The handling was so sharp and light that it was hard to believe I was driving a car of such scale, but it all makes sense when you think about why the Range Rover Sport was created in the first place.
|Range Rover Sport ― Design: ★★★★☆ / Interior: ★★★★★ / Performance: ★★★★☆ / Fuel economy: ★★★☆☆ / Cost and A/S: ★★★☆☆|
The vehicle is the second-generation of the smaller but sportier Range Rover SUV, and all the improvements of the fully redesigned Sport start with a diet.
It has lost 420 kilograms as it shares a new all-aluminum chassis with the standard-size Range Rover. The car is faster, more agile and more refined than its predecessor, according to the carmaker.
The 3.0-liter V6 turbo diesel engine generates 292 horsepower and a torque of 61.2 kilograms per meter. It takes only 7.2 seconds to accelerate from 0 to 100 kilometers per hour.
The downsizing, along with a new eight-speed automatic transmission, also results in a higher fuel economy rating of 10.6 kilometers per liter. For those who still feel thirsty, the carmaker plans to introduce a diesel hybrid and plug-in hybrid versions in the coming years.
The shape is less boxy than the outgoing Sport. The overall flowing style has embraced the hip, urban design qualities from the Evoque, another member of the Range Rover family.
The interior has also been lavishly revamped. The cabin is calm and architectural, drawn to play up pure stretches of leather and aluminum. The buttons and switches have been reduced and refined as much as possible.
I watched the U.K.’s Top Gear hosts take the luxury SUV to ford streams or climb over rocks surrounded by an exotic landscape. But I believe its owners typically spend more of their time driving in town.

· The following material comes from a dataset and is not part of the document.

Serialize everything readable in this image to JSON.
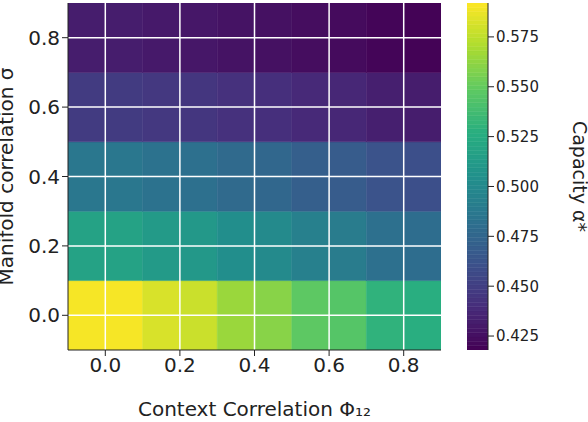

Of course, all Range Rover Sport models come with full-time four-wheel drive, hill descent control, hill start assist and Land Rover’s Terrain Response system.
My ride on paved roads was comfortable and controlled. The Sport was a taut, agile machine that tackles corners smoothly.
I could enjoy the pure power of the V6 diesel engine with additional performance when adjusted to “dynamic mode.” The steering felt nicely weighted and accurate.
There are few SUVs of this size and weight that will be able to keep up. One key rival is the Porsche Cayenne. I think the Cayenne’s style looks sexier but the Range Rover Sport offers more virtues that SUV enthusiasts would expect.
In Korea, the two V6 turbo-diesel and supercharged-gasoline engines are available and the base price starts from 116.8 million won ($109,414).